Learnixo

Transformer Architecture Q&A · Lesson 14 of 23

RoPE: Rotary Position Embedding

Core Idea

RoPE (Rotary Position Embedding, Su et al., 2021) encodes position by rotating the query and key vectors before computing attention scores. The rotation angle depends on position, so relative distance between positions appears naturally in the dot product.

Standard attention:
  score(i, j) = q_i · k_j

RoPE attention:
  score(i, j) = (R_θ_i · q_i) · (R_θ_j · k_j)
              = q_i · (R_θ_j - R_θ_i · k_j)

where R_θ_pos is a rotation matrix parameterised by position and frequency θ.

Key property: the dot product depends only on (i - j), not on i and j separately.

This means attention scores encode relative distance, not absolute position.


The Rotation Formulation

RoPE works on pairs of dimensions. For a d-dimensional vector, it groups dimensions into d/2 pairs and rotates each pair by an angle θ_k · pos:

For dimension pair (2k, 2k+1) at position pos:

[q_{2k}']    = [cos(pos·θ_k)  -sin(pos·θ_k)] [q_{2k}  ]
[q_{2k+1}']    [sin(pos·θ_k)   cos(pos·θ_k)] [q_{2k+1}]

where θ_k = 1 / 10000^(2k/d)  (same frequencies as sinusoidal)

Each dimension pair rotates at a different frequency. Low-indexed pairs rotate fast (capturing local position); high-indexed pairs rotate slowly (capturing global position).


Code

Python
import torch
import torch.nn.functional as F

def precompute_rope_freqs(d: int, max_len: int, base: float = 10000.0):
    # d must be even
    theta = 1.0 / (base ** (torch.arange(0, d, 2).float() / d))
    positions = torch.arange(max_len).float()
    freqs = torch.outer(positions, theta)          # (max_len, d//2)
    freqs_cos = torch.cos(freqs)                   # (max_len, d//2)
    freqs_sin = torch.sin(freqs)                   # (max_len, d//2)
    return freqs_cos, freqs_sin

def apply_rope(x: torch.Tensor, freqs_cos, freqs_sin) -> torch.Tensor:
    # x: (batch, seq_len, num_heads, head_dim)
    x1 = x[..., 0::2]   # even dims
    x2 = x[..., 1::2]   # odd dims

    # Rotate: apply [cos, -sin; sin, cos] rotation
    rotated_x1 = x1 * freqs_cos - x2 * freqs_sin
    rotated_x2 = x1 * freqs_sin + x2 * freqs_cos

    # Interleave back
    out = torch.stack([rotated_x1, rotated_x2], dim=-1)
    return out.flatten(-2)

# In attention:
q = apply_rope(q, freqs_cos, freqs_sin)
k = apply_rope(k, freqs_cos, freqs_sin)
scores = q @ k.transpose(-2, -1) / math.sqrt(head_dim)

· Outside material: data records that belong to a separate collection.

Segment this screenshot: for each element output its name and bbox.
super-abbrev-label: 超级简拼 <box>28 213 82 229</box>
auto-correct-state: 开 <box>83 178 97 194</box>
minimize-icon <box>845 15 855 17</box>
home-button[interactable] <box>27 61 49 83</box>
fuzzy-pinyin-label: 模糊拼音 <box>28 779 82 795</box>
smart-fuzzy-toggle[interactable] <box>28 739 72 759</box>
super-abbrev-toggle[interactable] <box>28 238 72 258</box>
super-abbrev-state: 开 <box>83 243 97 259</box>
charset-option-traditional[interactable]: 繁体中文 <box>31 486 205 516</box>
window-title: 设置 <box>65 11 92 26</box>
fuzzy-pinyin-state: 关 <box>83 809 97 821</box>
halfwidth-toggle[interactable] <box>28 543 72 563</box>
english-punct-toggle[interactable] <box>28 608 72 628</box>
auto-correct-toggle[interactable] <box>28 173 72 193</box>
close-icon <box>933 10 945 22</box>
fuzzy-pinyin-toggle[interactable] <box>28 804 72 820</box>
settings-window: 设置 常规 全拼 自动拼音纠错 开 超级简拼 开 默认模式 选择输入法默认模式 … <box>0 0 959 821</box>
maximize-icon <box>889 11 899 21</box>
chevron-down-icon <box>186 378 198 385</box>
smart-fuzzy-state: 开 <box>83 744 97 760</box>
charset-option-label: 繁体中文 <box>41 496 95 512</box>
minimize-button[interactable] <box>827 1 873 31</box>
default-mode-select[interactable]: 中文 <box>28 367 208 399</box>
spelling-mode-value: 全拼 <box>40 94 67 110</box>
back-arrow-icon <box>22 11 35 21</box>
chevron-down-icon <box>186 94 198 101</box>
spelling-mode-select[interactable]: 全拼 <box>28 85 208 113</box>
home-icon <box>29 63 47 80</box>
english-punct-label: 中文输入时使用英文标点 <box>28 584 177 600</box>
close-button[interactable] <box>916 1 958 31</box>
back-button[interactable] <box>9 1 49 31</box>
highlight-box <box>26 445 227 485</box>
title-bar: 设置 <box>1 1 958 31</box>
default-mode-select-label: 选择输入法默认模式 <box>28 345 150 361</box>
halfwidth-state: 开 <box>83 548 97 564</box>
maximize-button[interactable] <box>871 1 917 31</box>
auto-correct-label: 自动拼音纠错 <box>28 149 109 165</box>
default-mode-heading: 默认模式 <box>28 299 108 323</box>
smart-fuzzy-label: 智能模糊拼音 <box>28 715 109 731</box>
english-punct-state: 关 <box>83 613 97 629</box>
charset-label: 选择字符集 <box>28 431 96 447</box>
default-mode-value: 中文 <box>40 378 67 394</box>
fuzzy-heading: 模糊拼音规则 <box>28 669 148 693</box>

Why RoPE Is Better Than Learned Absolute

Learned absolute:
  q_i · k_j depends on absolute positions i and j separately
  Model must learn for each (i, j) pair what the distance means
  Cannot extrapolate past max_len

RoPE:
  q_i · k_j depends only on (i - j)
  Relative distance is structurally encoded in the dot product
  Better generalisation within context window
  Extended by fine-tuning with longer sequences (YaRN, LongRoPE)

Context Length Extension with RoPE

One important property: RoPE's base parameter controls the period of position frequencies. By increasing the base (e.g., from 10000 to 500000), models can be fine-tuned to attend to longer contexts:

Original LLaMA 2: base=10000, max_len=4096
Code Llama:       base=1000000, fine-tuned on 16K+ contexts

YaRN (Peng et al., 2023): scale the frequencies with a factor s
  θ_k → θ_k / s  (slower rotation → longer effective range)
  Allows extending 4K context → 128K with minimal fine-tuning

Where RoPE Is Used

  • LLaMA 1, LLaMA 2, LLaMA 3
  • Mistral 7B, Mixtral 8x7B
  • GPT-NeoX
  • Falcon (some variants)
  • Code Llama
  • Most open-source LLMs released after 2022

Interview Answer

"RoPE encodes position by rotating query and key vectors by angles proportional to their position before the dot product. The rotation angle for dimension pair k is pos × θ_k where θ_k = 1/10000^(2k/d). The key property is that the dot product between rotated q_i and k_j depends only on the relative distance (i-j), not the absolute positions. This gives RoPE the structural advantage of relative positional encoding without changing the attention formula. It also extrapolates better than learned absolute embeddings and is now standard in LLaMA, Mistral, and most modern open-source LLMs."